March 11, 2007
Michael Lind in an article at Democracy Now entitled What next? US foreign policy after Bush argues that the goal of American intervention in the two world wars, according to presidents Theodore Roosevelt, Woodrow Wilson and Franklin D Roosevelt, among others, had been to replace a dangerous global balance-of-power system with a "concert" of power, in which the great powers collaborated to preserve international peace. However,
When the cold war ended, however, the concert-of-power strategy was hardly discussed. Centrist liberals as well as conservatives, over-impressed by American military power, sincerely believed that the US could and should be the world's policeman indefinitely. In this vision, shared in different ways by the administrations of Bill Clinton and George W Bush, there was no room for the two most powerful states of Europe (Germany and Russia) or the two most powerful states of Asia (Japan and China), except as American satellites. Germany and Japan would continue to be economic but not military great powers, dependent on the US for protection.

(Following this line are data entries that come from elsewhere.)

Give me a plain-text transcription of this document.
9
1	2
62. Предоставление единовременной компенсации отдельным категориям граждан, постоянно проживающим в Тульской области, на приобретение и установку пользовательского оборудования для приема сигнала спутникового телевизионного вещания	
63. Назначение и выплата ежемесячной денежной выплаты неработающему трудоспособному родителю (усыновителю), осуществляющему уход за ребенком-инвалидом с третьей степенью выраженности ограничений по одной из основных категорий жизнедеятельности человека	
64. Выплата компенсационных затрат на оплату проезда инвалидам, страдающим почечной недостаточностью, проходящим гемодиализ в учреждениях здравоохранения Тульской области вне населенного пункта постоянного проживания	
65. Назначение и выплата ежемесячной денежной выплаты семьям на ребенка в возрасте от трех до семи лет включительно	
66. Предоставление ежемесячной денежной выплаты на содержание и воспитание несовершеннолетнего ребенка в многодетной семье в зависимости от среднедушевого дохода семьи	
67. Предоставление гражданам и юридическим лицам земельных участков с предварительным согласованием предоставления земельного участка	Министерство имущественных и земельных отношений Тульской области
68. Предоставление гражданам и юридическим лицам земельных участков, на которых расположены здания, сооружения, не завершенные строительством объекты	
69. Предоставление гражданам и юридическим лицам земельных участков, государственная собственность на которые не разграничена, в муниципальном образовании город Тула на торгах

And under both Clinton and Bush, Russia and China were frozen out of the US-centred international system.
What then is meant by a "concert of power" as opposed to a hegemony strategy?
Lind says that his argument in his The American Way of Strategy, is to abandon our ill-conceived post-cold-war policy of unilateral world domination.
The world is, or soon will be, fully multipolar, thanks to the rise of China and other power centres, including India and the EU. We have a choice between competitive multipolarity (in the form of endless arms races and balance-of-power struggles among the US, China and other great powers) and cooperative multipolarity (in the form of a concert uniting the US, China, Japan, India, Russia and the major European powers). A concert-of-power strategy need not depend on the Security Council. Nor need there be a single global great-power concert. There can be regional concerts, in which the US participates along with local great powers.
He adds that the leadership in either US political part is unlikely to abandon the hegemony strategy for a more enlightened concert-of-power one in the near future. Many liberal Democrats, as well as Republicans, are committed to the idea that the US has both the power and the obligation to police the world without consulting the other great powers.